Just saw, again, the 1992 film, “A Few Good Men.” Great cast. Interesting plot; in general, very well done. Then I realized, which I hadn’t done 13 years ago when first I saw it, that this film was a textbook case of Christian-bashing in the popular culture — although its first nominal target would appear to have been the gung-ho patriotism of the Corps.
It is nominally about a murder at our Marine Corps base at Guantanamo Bay, Cuba. A murder that was officially ordered (“Code Red”, and not the Mountain Dew beverage). Rather, a disciplinary tool that was used on a Private Santiago which went horribly wrong and resulted in his death.
There are heroes — especially the lead counsel for the two Marines who stand accused of Santiago’s death — played by Tom Cruise, as an underachieving son of a late and apparently beloved civil-libertarian who was Attorney General. And then there are villians. Jack Nicholson as the evil and manipulating Col. Jessep, and Kiefer Sutherland, before he became the good-guy agent Jack Bauer, playing the despicable redneck Christian (as portrayed in the film, that is), Lieutenant Jonathan James Kendrick, a Marine lifer from Georgia.
The Kendrick character is portrayed as mean-spirited and a robot, caring only for excessively harsh discipline towards the men under his command. He is a common enough villian for the Hollywood elite (this film was directed by ultra-left Rob Reiner) — the patriot, the military man, portrayed as just plain nasty and uncaring. And, of course, portrayed as sucking up to his commanding officer (old and crude saying from the U.S. military: “Lick up; kick down”).

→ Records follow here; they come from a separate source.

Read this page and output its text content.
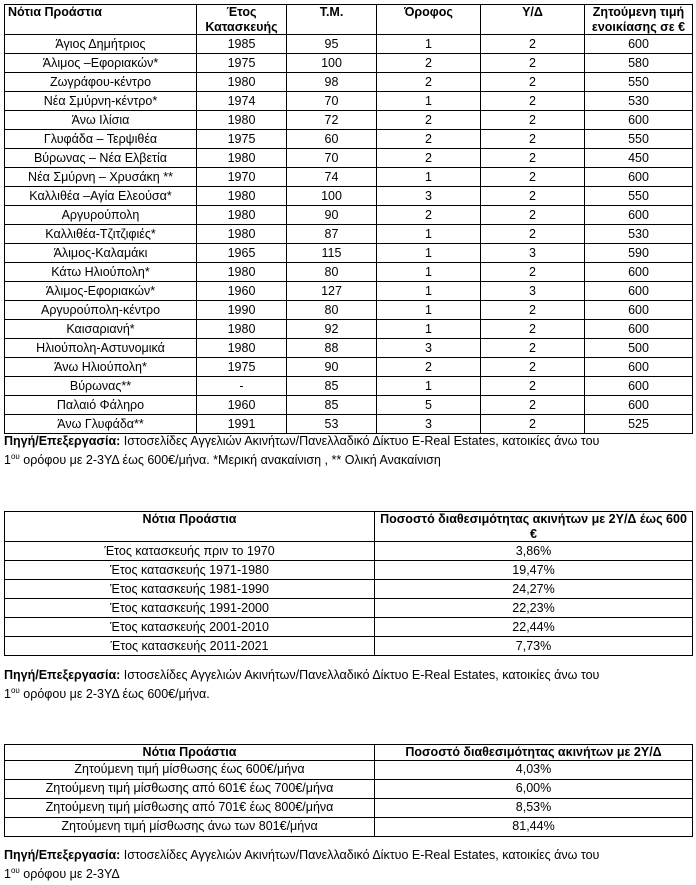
Νότια Προάστια	Έτος Κατασκευής	Τ.Μ.	Όροφος	Υ/Δ	Ζητούμενη τιμή ενοικίασης σε €
Άγιος Δημήτριος	1985	95	1	2	600
Άλιμος –Εφοριακών*	1975	100	2	2	580
Ζωγράφου-κέντρο	1980	98	2	2	550
Νέα Σμύρνη-κέντρο*	1974	70	1	2	530
Άνω Ιλίσια	1980	72	2	2	600
Γλυφάδα – Τερψιθέα	1975	60	2	2	550
Βύρωνας – Νέα Ελβετία	1980	70	2	2	450
Νέα Σμύρνη – Χρυσάκη **	1970	74	1	2	600
Καλλιθέα –Αγία Ελεούσα*	1980	100	3	2	550
Αργυρούπολη	1980	90	2	2	600
Καλλιθέα-Τζιτζιφιές*	1980	87	1	2	530
Άλιμος-Καλαμάκι	1965	115	1	3	590
Κάτω Ηλιούπολη*	1980	80	1	2	600
Άλιμος-Εφοριακών*	1960	127	1	3	600
Αργυρούπολη-κέντρο	1990	80	1	2	600
Καισαριανή*	1980	92	1	2	600
Ηλιούπολη-Αστυνομικά	1980	88	3	2	500
Άνω Ηλιούπολη*	1975	90	2	2	600
Βύρωνας**	-	85	1	2	600
Παλαιό Φάληρο	1960	85	5	2	600
Άνω Γλυφάδα**	1991	53	3	2	525
Πηγή/Επεξεργασία: Ιστοσελίδες Αγγελιών Ακινήτων/Πανελλαδικό Δίκτυο E-Real Estates, κατοικίες άνω του
$1^{o\upsilon}$ ορόφου με 2-3ΥΔ έως 600€/μήνα. *Μερική ανακαίνιση , ** Ολική Ανακαίνιση
Νότια Προάστια	Ποσοστό διαθεσιμότητας ακινήτων με 2Υ/Δ έως 600 €
Έτος κατασκευής πριν το 1970	3,86%
Έτος κατασκευής 1971-1980	19,47%
Έτος κατασκευής 1981-1990	24,27%
Έτος κατασκευής 1991-2000	22,23%
Έτος κατασκευής 2001-2010	22,44%
Έτος κατασκευής 2011-2021	7,73%
Πηγή/Επεξεργασία: Ιστοσελίδες Αγγελιών Ακινήτων/Πανελλαδικό Δίκτυο E-Real Estates, κατοικίες άνω του
$1^{o\upsilon}$ ορόφου με 2-3ΥΔ έως 600€/μήνα.
Νότια Προάστια	Ποσοστό διαθεσιμότητας ακινήτων με 2Υ/Δ
Ζητούμενη τιμή μίσθωσης έως 600€/μήνα	4,03%
Ζητούμενη τιμή μίσθωσης από 601€ έως 700€/μήνα	6,00%
Ζητούμενη τιμή μίσθωσης από 701€ έως 800€/μήνα	8,53%
Ζητούμενη τιμή μίσθωσης άνω των 801€/μήνα	81,44%
Πηγή/Επεξεργασία: Ιστοσελίδες Αγγελιών Ακινήτων/Πανελλαδικό Δίκτυο E-Real Estates, κατοικίες άνω του
$1^{o\upsilon}$ ορόφου με 2-3ΥΔ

But consider these two bits of dialogue, obtained from the screen play. Both are spoken by Kendrick:
- I believe in God, and in his son Jesus Christ, and because I do, I can say this: Private Santiago is dead and that’s a tragedy. But he’s dead because he had no code. He’s dead because he had no honor. And God was watching.
- I have two books at my bedside, Lieutenant, the Marine Code of Conduct and the King James Bible. The only proper authorities I’m aware of are my Commanding Officer, Colonel Nathan R. Jessep and the Lord our God.

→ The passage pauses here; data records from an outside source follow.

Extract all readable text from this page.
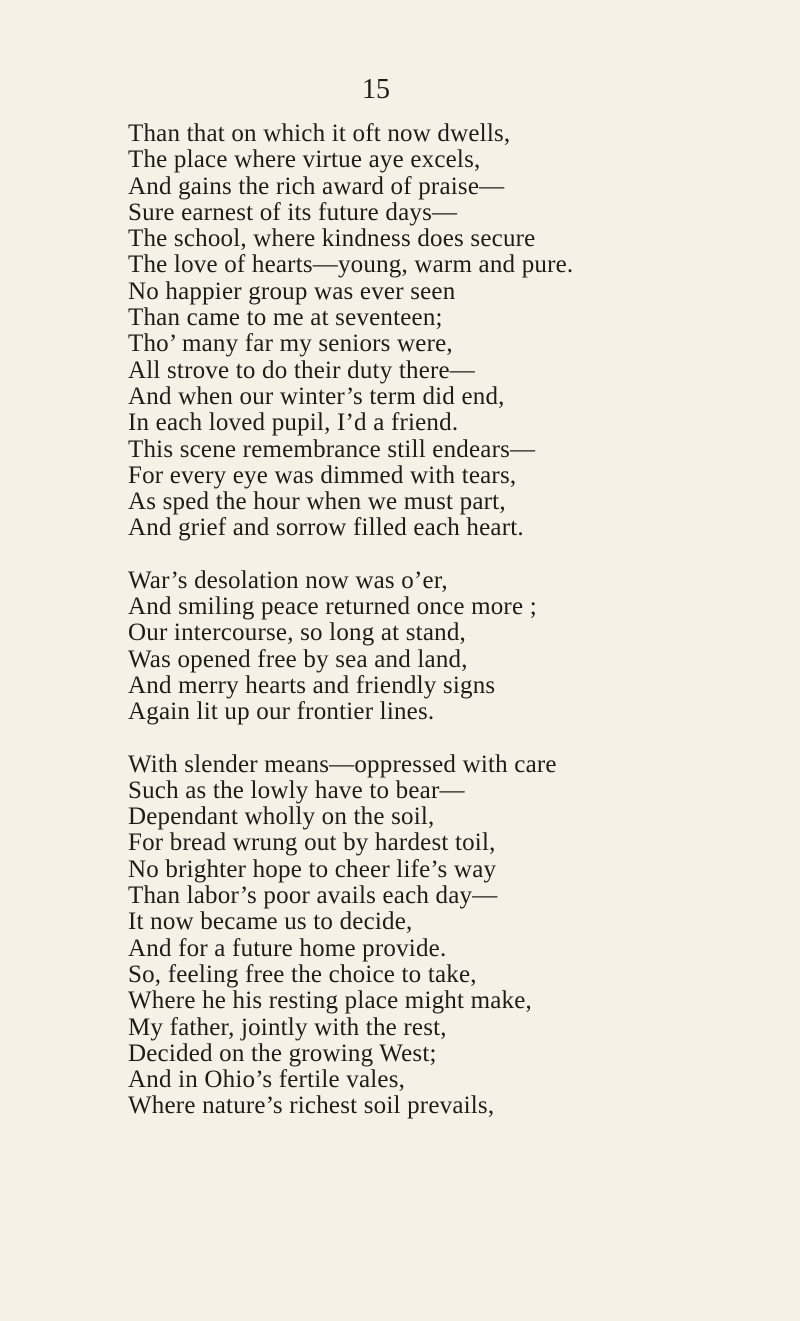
15
Than that on which it oft now dwells,
The place where virtue aye excels,
And gains the rich award of praise—
Sure earnest of its future days—
The school, where kindness does secure
The love of hearts—young, warm and pure.
No happier group was ever seen
Than came to me at seventeen;
Tho’ many far my seniors were,
All strove to do their duty there—
And when our winter’s term did end,
In each loved pupil, I’d a friend.
This scene remembrance still endears—
For every eye was dimmed with tears,
As sped the hour when we must part,
And grief and sorrow filled each heart.
War’s desolation now was o’er,
And smiling peace returned once more ;
Our intercourse, so long at stand,
Was opened free by sea and land,
And merry hearts and friendly signs
Again lit up our frontier lines.
With slender means—oppressed with care
Such as the lowly have to bear—
Dependant wholly on the soil,
For bread wrung out by hardest toil,
No brighter hope to cheer life’s way
Than labor’s poor avails each day—
It now became us to decide,
And for a future home provide.
So, feeling free the choice to take,
Where he his resting place might make,
My father, jointly with the rest,
Decided on the growing West;
And in Ohio’s fertile vales,
Where nature’s richest soil prevails,
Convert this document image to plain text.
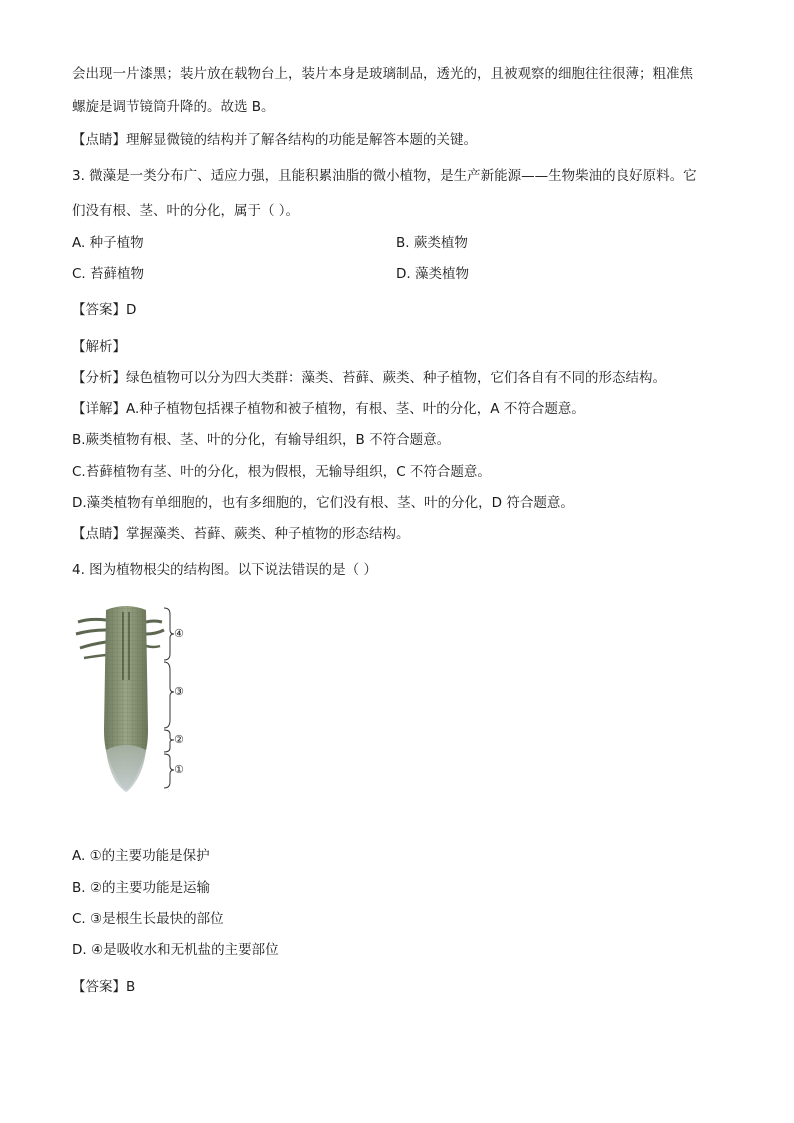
会出现一片漆黑；装片放在载物台上，装片本身是玻璃制品，透光的，且被观察的细胞往往很薄；粗准焦
螺旋是调节镜筒升降的。故选 B。
【点睛】理解显微镜的结构并了解各结构的功能是解答本题的关键。
3. 微藻是一类分布广、适应力强，且能积累油脂的微小植物，是生产新能源——生物柴油的良好原料。它
们没有根、茎、叶的分化，属于（ ）。
A. 种子植物	B. 蕨类植物
C. 苔藓植物	D. 藻类植物
【答案】D
【解析】
【分析】绿色植物可以分为四大类群：藻类、苔藓、蕨类、种子植物，它们各自有不同的形态结构。
【详解】A.种子植物包括裸子植物和被子植物，有根、茎、叶的分化，A 不符合题意。
B.蕨类植物有根、茎、叶的分化，有输导组织，B 不符合题意。
C.苔藓植物有茎、叶的分化，根为假根，无输导组织，C 不符合题意。
D.藻类植物有单细胞的，也有多细胞的，它们没有根、茎、叶的分化，D 符合题意。
【点睛】掌握藻类、苔藓、蕨类、种子植物的形态结构。
4. 图为植物根尖的结构图。以下说法错误的是（ ）
④
③
②
①
A. ①的主要功能是保护
B. ②的主要功能是运输
C. ③是根生长最快的部位
D. ④是吸收水和无机盐的主要部位
【答案】B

There you have a portrait of the young “Christian” officer: uncaring; unfeeling; as portrayed, a Bible-thumping troglodyte.

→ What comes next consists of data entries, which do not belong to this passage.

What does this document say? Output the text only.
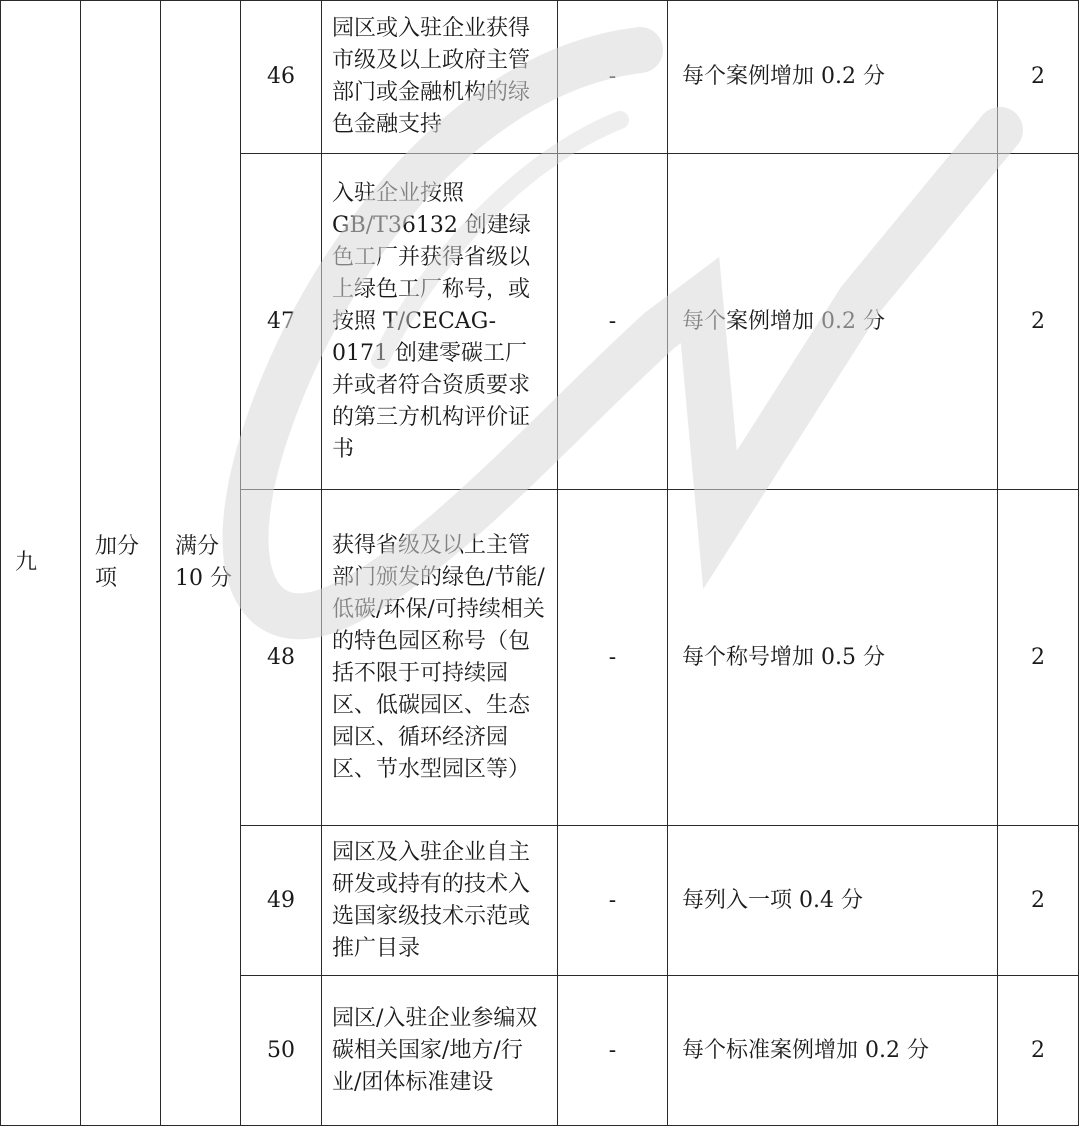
九	加分项	满分 10 分	46	园区或入驻企业获得市级及以上政府主管部门或金融机构的绿色金融支持	-	每个案例增加 0.2 分	2
			47	入驻企业按照 GB/T36132 创建绿色工厂并获得省级以上绿色工厂称号，或按照 T/CECAG-0171 创建零碳工厂并或者符合资质要求的第三方机构评价证书	-	每个案例增加 0.2 分	2
			48	获得省级及以上主管部门颁发的绿色/节能/低碳/环保/可持续相关的特色园区称号（包括不限于可持续园区、低碳园区、生态园区、循环经济园区、节水型园区等）	-	每个称号增加 0.5 分	2
			49	园区及入驻企业自主研发或持有的技术入选国家级技术示范或推广目录	-	每列入一项 0.4 分	2
			50	园区/入驻企业参编双碳相关国家/地方/行业/团体标准建设	-	每个标准案例增加 0.2 分	2
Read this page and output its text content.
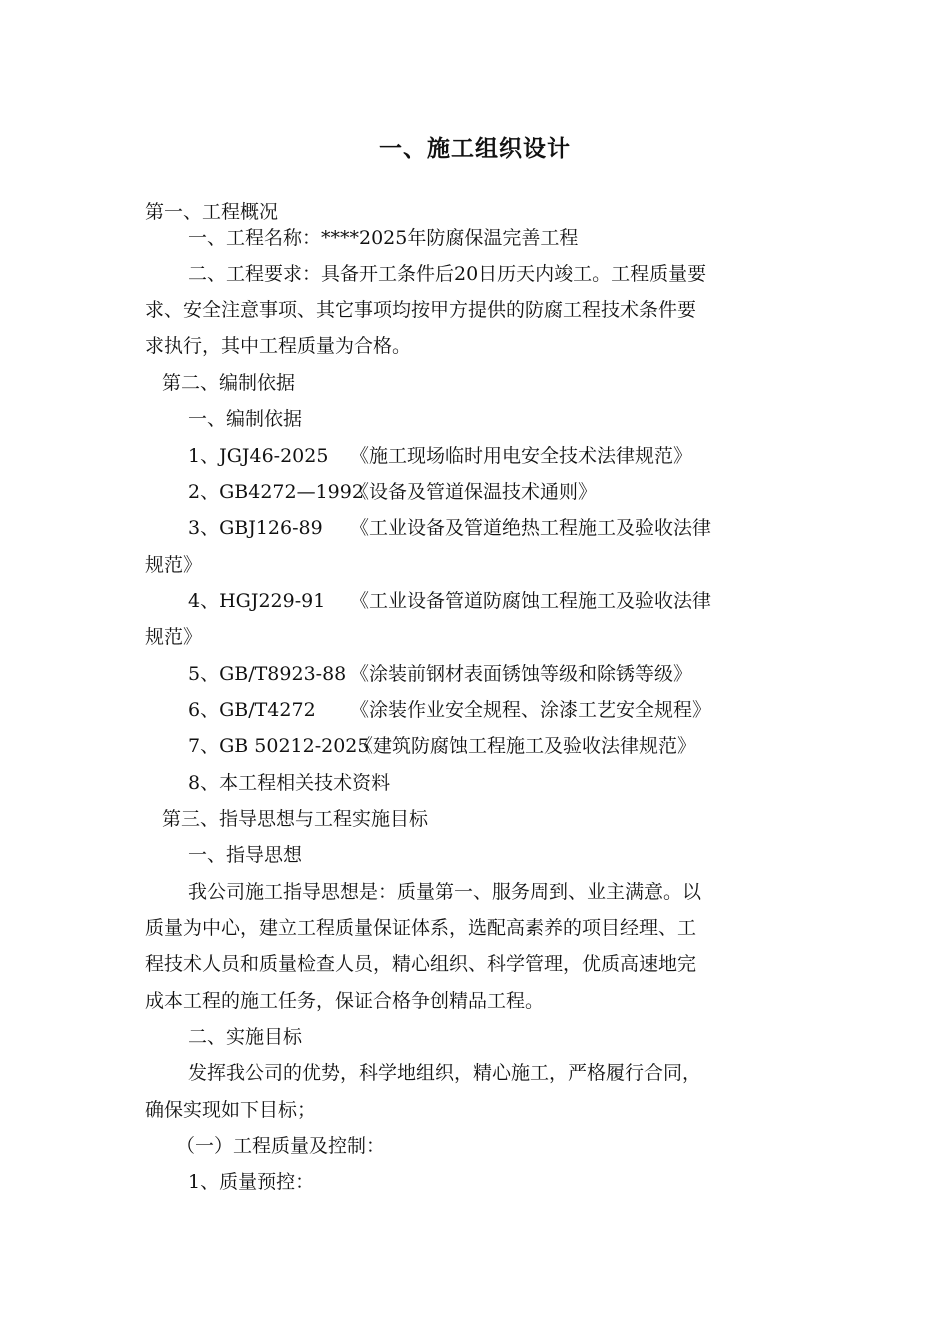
一、施工组织设计
第一、工程概况
一、工程名称：****2025年防腐保温完善工程
二、工程要求：具备开工条件后20日历天内竣工。工程质量要
求、安全注意事项、其它事项均按甲方提供的防腐工程技术条件要
求执行，其中工程质量为合格。
第二、编制依据
一、编制依据
1、JGJ46-2025 《施工现场临时用电安全技术法律规范》
2、GB4272—1992《设备及管道保温技术通则》
3、GBJ126-89 《工业设备及管道绝热工程施工及验收法律
规范》
4、HGJ229-91 《工业设备管道防腐蚀工程施工及验收法律
规范》
5、GB/T8923-88 《涂装前钢材表面锈蚀等级和除锈等级》
6、GB/T4272 《涂装作业安全规程、涂漆工艺安全规程》
7、GB 50212-2025《建筑防腐蚀工程施工及验收法律规范》
8、本工程相关技术资料
第三、指导思想与工程实施目标
一、指导思想
我公司施工指导思想是：质量第一、服务周到、业主满意。以
质量为中心，建立工程质量保证体系，选配高素养的项目经理、工
程技术人员和质量检查人员，精心组织、科学管理，优质高速地完
成本工程的施工任务，保证合格争创精品工程。
二、实施目标
发挥我公司的优势，科学地组织，精心施工，严格履行合同，
确保实现如下目标；
（一）工程质量及控制：
1、质量预控：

The problem is not that there aren’t such men. Sadly, there are. But here’s the problem in this movie: Kendrick is the only character who says anything about his religious faith. The character is not balanced by others who portray their faith and are seen as good in the movie. The movie is egregious in its bias against Christianity.
The message? Enjoy movies; but always be aware of their messages, especially those that portray so-called Christians in such a negative and one-sided light.